Leo Jogiches s'engage très jeune dans l'action révolutionnaire, et en 1890 se voit contraint de quitter la Pologne alors sous domination russe. En 1893, il co-fonde (avec notamment Rosa Luxemburg) le SDKPIL, parti marxiste de Pologne et de Lituanie.
Il participe à la révolution russe de 1905, est arrêté à Varsovie et condamné aux travaux forcés. Il s'évade et se réfugie en Allemagne, en dirigeant le SDKPIL en exil. Au sein des partis "marxistes" de l'empire russe, Jogiches combat toute forme de nationalisme, et s'oppose à la fraction bolchevik du POSDR.
En 1914, il s'oppose à la guerre mondiale et passe dans la clandestinité. Au cours de la guerre, il participe à la création de la ligue spartakiste (Spartakusbund) avec Rosa Luxemburg et Karl Liebknecht. Les principaux militants spartakistes sont arrêtés pour "propagande anti-militariste", mais Jogiches, toujours en clandestinité, parvient à échapper aux arrestations.

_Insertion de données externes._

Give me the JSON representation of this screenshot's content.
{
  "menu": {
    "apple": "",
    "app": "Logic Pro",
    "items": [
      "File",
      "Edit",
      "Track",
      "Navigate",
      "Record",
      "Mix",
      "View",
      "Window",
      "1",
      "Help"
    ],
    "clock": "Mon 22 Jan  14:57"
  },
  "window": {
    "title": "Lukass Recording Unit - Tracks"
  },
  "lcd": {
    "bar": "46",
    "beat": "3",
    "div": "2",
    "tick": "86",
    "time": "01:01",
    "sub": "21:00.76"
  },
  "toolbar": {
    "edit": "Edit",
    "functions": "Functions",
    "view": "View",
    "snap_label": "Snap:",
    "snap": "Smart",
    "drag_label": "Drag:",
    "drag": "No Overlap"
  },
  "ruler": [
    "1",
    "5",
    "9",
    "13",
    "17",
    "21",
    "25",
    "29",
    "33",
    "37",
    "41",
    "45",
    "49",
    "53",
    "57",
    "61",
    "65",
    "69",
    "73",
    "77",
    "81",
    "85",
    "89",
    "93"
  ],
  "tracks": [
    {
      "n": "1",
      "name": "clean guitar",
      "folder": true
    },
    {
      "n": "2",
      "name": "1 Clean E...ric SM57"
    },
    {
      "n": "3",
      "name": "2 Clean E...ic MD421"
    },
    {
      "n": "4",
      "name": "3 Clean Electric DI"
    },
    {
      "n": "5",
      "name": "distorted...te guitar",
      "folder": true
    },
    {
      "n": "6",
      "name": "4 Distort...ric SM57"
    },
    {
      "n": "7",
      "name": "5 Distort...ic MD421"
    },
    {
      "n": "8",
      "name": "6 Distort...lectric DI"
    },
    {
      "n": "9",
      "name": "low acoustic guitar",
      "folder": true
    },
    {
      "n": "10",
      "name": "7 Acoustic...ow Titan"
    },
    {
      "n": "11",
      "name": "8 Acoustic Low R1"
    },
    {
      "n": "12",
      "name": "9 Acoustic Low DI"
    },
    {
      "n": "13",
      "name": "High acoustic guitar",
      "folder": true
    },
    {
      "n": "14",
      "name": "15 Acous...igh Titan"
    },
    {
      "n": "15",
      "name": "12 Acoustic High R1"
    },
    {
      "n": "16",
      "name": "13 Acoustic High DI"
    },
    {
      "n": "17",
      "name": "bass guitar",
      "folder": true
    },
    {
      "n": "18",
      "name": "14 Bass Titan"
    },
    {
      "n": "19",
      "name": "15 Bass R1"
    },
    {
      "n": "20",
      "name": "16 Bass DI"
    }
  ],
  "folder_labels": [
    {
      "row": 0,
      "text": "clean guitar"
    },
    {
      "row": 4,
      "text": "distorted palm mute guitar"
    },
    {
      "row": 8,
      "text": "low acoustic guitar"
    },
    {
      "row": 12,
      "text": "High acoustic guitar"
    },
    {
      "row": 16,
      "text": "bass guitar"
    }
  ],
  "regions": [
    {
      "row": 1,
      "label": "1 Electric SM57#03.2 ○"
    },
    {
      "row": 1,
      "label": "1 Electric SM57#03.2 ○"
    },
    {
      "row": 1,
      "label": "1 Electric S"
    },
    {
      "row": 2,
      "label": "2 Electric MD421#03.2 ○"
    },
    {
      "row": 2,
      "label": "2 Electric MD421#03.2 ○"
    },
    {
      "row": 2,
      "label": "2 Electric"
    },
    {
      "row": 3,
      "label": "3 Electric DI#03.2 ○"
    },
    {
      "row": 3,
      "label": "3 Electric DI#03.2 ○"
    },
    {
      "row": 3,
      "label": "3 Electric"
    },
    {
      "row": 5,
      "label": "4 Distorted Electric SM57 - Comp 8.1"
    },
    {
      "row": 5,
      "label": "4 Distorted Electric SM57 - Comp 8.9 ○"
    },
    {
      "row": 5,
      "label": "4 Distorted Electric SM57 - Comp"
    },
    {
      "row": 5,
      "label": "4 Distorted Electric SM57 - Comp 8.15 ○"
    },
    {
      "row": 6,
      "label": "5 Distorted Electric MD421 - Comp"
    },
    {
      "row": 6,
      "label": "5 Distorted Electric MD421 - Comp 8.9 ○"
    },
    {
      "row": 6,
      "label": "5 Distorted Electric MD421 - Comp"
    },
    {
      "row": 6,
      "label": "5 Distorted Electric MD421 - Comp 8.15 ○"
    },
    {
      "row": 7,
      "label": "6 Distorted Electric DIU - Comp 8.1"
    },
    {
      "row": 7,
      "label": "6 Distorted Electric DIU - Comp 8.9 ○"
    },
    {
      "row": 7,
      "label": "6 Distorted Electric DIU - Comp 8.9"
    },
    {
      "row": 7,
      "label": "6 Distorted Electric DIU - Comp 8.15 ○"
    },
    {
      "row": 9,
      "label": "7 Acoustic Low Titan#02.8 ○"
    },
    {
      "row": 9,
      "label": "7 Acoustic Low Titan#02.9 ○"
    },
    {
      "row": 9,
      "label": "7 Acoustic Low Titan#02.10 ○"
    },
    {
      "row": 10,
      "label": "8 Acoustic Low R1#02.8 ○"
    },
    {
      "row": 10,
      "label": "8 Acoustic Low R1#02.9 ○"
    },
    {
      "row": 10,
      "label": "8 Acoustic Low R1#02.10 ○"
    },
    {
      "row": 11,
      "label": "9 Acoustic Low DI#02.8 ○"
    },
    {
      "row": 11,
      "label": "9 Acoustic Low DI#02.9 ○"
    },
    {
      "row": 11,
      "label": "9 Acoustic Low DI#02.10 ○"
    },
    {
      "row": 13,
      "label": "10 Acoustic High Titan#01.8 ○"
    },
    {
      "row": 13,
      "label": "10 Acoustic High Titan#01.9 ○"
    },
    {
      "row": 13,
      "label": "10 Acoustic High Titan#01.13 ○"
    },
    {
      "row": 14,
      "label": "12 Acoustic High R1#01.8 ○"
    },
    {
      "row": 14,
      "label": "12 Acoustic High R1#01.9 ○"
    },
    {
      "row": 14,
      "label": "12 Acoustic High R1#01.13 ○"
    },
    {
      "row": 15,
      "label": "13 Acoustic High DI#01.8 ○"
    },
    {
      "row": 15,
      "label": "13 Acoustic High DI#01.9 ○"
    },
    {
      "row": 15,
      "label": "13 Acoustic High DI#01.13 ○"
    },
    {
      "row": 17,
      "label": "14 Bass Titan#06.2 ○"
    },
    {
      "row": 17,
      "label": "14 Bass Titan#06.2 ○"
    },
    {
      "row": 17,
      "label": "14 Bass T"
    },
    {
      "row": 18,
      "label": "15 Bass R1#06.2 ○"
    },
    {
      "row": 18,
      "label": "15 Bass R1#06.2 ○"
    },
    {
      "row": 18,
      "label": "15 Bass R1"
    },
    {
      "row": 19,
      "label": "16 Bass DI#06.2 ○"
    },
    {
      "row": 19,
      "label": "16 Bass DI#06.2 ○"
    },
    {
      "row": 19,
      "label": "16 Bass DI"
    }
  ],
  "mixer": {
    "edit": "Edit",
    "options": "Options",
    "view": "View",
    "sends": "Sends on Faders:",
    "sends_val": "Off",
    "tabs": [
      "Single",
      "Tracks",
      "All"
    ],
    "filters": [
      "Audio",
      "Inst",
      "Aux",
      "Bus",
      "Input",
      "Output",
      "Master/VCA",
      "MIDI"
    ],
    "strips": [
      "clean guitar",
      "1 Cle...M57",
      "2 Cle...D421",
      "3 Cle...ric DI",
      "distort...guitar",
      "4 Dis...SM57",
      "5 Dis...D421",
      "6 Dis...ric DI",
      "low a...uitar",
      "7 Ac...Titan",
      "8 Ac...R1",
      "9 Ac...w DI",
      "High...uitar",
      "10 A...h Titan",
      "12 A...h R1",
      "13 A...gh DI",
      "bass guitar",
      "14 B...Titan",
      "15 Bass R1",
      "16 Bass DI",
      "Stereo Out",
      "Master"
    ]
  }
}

Il s'investit activement dans la révolution allemande dès son déclenchement en novembre 1918. Il participe, comme les autres spartakistes, à la création du Parti Communiste d'Allemagne (KPD) en décembre 1918, et fait parti de sa centrale de direction.
Au cours de la révolution, les militants du KPD doivent faire face à une répression féroce, Rosa Luxemburg est assassinée en janvier 1919, et Leo Jogiches est à son tour arrêté et assassiné en prison le 10 mars 1919.